The house can probably be sold at $150,000, but the mortgage is $175,000. The lender may allow you to sell the property for $150,000.

After a commission to the broker, the lender gets all the remaining sales proceeds; you get nothing from the sale. However, under this "short sale" approach, you will be relieved of your mortgage. In some cases -- depending on your financial situation -- the lender may want you to pay a portion of the mortgage shortfall; this depends on the lender and is clearly negotiable. (Please see a tax professional when considering a "short sale" or any other arrangement with a lender.)

The deed in lieu of foreclosure is another remedy that may be available to you. Under this arrangement, you deed your property to the lender (or to whomever the lender designates) and this is in lieu of (instead of) foreclosure proceedings. This arrangement is an acceptable and customary procedure when, for example, the borrower is deceased and the estate is willing and able to transfer the property, or the borrower has filed Chapter 7 bankruptcy, and the trustee has abandoned interest in the property.

There are a number of requirements in order to accomplish a deed in lieu, and each lender will have their own set of guidelines. Generally speaking, however, the following requirements are usually imposed by a lender that is willing to accept the deed in lieu:

When a lender takes property as a deed in lieu, presumably the borrower's credit history has already been tarnished; after all, the borrower has probably not been making mortgage payments for several months. However, it is my understanding that a deed in lieu will not get reported as a foreclosure on your credit history, and thus if the lender is willing to accept the deed in lieu of foreclosure, at least you may be able to avoid even further negative credit history.

It is strongly suggested that you contact your lender immediately, and have a face to face discussion with them.

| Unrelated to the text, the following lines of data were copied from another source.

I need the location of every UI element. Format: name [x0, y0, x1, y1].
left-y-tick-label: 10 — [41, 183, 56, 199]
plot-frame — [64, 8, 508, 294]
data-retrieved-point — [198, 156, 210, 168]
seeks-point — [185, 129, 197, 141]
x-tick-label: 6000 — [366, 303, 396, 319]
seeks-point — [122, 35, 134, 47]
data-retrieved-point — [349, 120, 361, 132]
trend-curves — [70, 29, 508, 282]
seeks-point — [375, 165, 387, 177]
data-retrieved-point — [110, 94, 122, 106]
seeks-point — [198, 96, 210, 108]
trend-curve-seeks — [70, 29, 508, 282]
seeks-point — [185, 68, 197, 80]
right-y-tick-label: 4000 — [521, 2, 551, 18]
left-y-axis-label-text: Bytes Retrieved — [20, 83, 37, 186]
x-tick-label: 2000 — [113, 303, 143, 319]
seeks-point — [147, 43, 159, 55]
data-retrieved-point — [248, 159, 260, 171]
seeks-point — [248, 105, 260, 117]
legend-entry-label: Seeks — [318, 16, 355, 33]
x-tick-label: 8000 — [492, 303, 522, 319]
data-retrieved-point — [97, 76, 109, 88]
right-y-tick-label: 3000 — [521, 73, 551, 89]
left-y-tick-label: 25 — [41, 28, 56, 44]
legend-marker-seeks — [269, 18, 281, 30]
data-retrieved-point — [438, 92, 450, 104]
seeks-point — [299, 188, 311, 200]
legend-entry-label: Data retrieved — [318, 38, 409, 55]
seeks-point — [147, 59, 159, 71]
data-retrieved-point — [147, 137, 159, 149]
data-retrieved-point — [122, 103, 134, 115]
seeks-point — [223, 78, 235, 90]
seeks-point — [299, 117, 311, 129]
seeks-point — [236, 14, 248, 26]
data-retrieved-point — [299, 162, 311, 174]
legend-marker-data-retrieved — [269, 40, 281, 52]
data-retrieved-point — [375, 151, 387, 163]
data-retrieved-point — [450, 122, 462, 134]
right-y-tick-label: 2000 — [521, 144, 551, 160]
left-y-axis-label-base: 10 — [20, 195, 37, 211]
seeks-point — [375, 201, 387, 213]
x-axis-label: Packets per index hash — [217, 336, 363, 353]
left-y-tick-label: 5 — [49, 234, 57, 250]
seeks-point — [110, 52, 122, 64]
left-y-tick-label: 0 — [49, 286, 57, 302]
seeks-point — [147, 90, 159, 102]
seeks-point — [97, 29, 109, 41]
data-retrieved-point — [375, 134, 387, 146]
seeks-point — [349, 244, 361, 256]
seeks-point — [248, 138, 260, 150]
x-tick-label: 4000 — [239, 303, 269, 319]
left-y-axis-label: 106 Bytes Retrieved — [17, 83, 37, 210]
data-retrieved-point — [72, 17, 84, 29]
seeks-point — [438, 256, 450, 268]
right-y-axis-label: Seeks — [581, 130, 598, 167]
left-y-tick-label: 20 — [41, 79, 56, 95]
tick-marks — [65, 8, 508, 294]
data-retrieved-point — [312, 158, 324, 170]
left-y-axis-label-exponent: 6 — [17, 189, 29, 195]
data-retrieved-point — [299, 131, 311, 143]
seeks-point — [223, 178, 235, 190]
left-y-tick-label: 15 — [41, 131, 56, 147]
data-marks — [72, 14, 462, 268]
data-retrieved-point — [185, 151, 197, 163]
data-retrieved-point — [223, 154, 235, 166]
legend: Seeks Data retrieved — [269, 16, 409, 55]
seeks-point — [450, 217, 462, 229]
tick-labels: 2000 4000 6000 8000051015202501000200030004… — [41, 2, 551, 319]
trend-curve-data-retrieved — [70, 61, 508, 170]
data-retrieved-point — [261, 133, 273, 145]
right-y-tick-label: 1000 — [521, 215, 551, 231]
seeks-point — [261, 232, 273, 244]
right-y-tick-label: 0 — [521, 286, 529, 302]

If your lender is no longer in your home town, send them a letter and then pick up the telephone and make arrangements to talk to the most senior official at that mortgage lending company.

The final option, of course -- which should be used only as a last resort -- is for you to file bankruptcy. When someone files for bankruptcy, there are many protections that automatically apply from the day the bankruptcy petition is filed with the Bankruptcy Court. The most important protection under the bankruptcy law is known as "the automatic stay." If you are in bankruptcy, no legal action can be taken against your house unless the lender requests the Court for permission to "lift the stay." This means that the lender goes before the bankruptcy judge, in open court, and petitions the Court to permit the foreclosure to take place.

Depending on the circumstances, including the amount of equity you have in your house and the possibility of getting back on your feet financially, the Bankruptcy Court may or may not lift that stay.

You cannot ignore the problem, hoping you will win the lottery or find some other immediate source of funds. The level of your cooperation is the most significant aspect that will determine how willing the lender is to similarly cooperate with you.